That gives you more than a 50% chance of getting sick, calculate environmental health experts Mark Nicas, PhD, of the University of California, Berkeley, and Rachael M. Jones, PhD, of the University of Illinois, Chicago.
But if that doesn't happen, what's the next most risky thing?
Touching something contaminated with flu virus and then touching your nose, mouth, or eyes with your unwashed hand gives you a 31% chance at getting sick, Nicas and Jones calculate.
Breathing in tiny particles left hanging in the air from a flu-infected person's cough or sneeze gives you a 17% chance of infection. Breathing in larger particles -- which hang in the air for a shorter time -- gives you only a 0.5% chance of getting sick.
The calculations are based on a scenario in which a family member is taking care of someone sick in bed with a type A flu bug. H1N1 swine flu is one such virus.
Can you count on these numbers to keep you safe? No, Nicas and Jones admit. The calculations are based on many factors and situations -- such as the amount of virus in an infected person's body or the humidity of a room -- that change from day to day and from person to person.
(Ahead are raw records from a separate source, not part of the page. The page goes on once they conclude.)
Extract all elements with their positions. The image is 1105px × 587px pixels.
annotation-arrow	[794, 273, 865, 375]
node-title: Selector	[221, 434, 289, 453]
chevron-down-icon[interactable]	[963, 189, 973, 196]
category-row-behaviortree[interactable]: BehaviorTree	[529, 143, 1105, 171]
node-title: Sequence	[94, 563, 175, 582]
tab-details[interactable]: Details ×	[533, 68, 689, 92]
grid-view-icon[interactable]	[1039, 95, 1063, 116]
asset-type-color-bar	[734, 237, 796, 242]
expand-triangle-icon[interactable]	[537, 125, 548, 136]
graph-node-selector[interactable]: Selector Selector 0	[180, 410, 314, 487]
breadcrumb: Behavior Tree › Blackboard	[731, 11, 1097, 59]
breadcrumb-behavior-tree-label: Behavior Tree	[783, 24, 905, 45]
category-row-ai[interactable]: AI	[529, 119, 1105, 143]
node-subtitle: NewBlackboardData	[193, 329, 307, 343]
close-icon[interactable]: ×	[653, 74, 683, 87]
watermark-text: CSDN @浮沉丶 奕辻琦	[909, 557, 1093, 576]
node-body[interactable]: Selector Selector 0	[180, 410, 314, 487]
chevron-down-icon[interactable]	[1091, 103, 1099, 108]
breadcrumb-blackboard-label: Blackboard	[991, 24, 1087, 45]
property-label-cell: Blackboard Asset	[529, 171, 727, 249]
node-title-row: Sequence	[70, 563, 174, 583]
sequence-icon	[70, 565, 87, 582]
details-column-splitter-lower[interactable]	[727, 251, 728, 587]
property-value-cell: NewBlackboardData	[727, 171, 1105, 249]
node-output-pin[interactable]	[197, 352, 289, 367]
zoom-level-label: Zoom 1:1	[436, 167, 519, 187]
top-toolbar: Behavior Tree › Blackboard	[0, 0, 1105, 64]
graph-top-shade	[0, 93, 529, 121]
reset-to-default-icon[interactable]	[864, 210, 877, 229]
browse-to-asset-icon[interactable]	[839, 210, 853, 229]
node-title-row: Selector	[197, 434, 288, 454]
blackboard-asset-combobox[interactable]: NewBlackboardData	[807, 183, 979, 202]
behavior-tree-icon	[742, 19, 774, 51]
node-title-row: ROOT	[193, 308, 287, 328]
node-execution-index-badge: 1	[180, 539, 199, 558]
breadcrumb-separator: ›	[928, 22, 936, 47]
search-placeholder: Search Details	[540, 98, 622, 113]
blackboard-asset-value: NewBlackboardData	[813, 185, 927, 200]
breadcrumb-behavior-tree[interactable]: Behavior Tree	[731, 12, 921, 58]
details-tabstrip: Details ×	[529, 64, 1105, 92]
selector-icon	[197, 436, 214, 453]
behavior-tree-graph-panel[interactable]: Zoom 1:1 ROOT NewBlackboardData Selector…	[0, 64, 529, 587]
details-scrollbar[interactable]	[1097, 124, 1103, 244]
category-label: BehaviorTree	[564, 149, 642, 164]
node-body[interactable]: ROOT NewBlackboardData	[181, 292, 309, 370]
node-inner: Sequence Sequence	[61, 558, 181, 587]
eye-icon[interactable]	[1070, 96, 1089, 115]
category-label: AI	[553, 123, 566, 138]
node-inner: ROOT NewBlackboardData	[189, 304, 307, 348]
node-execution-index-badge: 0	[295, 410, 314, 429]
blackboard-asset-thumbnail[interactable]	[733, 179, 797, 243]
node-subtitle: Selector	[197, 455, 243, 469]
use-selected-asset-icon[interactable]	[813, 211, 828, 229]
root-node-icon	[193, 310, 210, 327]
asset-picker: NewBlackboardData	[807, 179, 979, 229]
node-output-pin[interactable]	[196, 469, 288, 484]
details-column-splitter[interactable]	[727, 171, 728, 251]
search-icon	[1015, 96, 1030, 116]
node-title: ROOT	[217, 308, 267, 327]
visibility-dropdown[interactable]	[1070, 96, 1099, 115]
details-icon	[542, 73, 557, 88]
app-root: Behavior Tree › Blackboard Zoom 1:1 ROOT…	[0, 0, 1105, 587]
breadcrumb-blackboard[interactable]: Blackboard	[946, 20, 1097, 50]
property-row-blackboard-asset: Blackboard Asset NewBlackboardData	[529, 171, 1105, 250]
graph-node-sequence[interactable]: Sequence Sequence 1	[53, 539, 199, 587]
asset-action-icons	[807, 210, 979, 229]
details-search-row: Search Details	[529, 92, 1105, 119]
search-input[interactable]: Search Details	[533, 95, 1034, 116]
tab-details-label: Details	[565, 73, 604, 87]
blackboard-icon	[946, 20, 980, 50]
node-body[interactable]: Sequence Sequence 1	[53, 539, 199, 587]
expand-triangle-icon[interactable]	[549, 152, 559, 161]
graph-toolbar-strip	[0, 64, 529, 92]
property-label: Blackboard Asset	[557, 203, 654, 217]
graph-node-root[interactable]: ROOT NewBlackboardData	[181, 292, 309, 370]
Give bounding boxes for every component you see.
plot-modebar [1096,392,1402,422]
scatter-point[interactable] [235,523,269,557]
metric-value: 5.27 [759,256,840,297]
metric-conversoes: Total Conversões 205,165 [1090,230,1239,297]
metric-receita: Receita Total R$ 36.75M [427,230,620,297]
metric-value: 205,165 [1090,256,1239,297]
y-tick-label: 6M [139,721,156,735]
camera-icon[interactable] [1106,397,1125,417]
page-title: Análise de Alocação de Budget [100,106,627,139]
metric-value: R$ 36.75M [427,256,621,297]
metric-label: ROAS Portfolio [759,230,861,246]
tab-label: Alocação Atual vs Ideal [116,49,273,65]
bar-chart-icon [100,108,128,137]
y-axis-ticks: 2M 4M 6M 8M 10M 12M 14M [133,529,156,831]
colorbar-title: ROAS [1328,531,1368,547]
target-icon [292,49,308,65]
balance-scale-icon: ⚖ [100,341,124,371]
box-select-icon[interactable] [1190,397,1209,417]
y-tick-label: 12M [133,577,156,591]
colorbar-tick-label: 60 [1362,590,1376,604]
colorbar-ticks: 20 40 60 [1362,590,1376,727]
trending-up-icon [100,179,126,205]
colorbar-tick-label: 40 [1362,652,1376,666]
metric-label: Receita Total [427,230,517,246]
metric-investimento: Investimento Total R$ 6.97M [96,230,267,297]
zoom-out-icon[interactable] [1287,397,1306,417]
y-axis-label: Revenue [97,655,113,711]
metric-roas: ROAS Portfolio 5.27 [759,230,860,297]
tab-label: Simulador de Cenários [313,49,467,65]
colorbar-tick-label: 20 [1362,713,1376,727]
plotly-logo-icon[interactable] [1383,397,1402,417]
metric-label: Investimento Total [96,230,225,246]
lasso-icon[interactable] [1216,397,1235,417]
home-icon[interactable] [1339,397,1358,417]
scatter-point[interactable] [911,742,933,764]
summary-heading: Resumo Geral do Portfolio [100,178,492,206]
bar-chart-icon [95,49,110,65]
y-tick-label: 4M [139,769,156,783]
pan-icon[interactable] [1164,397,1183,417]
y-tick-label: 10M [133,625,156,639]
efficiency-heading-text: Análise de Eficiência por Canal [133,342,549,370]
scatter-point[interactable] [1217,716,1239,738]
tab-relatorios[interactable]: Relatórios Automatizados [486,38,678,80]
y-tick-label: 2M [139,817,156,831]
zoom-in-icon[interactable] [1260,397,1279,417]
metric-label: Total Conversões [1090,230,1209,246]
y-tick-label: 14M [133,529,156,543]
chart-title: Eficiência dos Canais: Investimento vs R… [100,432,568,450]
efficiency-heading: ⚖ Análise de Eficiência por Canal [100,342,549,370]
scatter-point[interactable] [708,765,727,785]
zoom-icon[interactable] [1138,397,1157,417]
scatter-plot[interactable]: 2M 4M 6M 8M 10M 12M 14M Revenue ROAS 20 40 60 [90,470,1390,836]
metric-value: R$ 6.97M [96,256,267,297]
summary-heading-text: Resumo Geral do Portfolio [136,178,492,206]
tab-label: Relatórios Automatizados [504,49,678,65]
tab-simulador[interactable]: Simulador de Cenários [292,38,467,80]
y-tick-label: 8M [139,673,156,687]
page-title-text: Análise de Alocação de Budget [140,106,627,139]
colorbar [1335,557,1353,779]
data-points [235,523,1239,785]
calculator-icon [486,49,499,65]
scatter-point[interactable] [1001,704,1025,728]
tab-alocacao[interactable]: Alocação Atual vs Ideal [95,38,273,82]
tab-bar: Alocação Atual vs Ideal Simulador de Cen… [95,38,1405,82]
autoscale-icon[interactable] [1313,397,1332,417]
"As a result, we conclude that nonpharmaceutical interventions [to prevent infection with] a pandemic virus must account for all routes of exposure," Nicas and Jones note in their report, published in the September issue of Risk Analysis.
There are four ways to catch the flu, including H1N1 swine flu:
Touching a surface contaminated with virus and then touching your face.
Breathing in tiny droplets containing flu virus dispersed in the air.
Breathing in medium-size droplets containing flu virus, which do not travel as far or hang in the air as long as tiny droplets.
Having large droplets deposited directly onto your facial membranes.
"More reliable information concerning these areas would lead to a less uncertain apportionment of influenza infection risk among the four exposure pathways," Nicas and Jones conclude.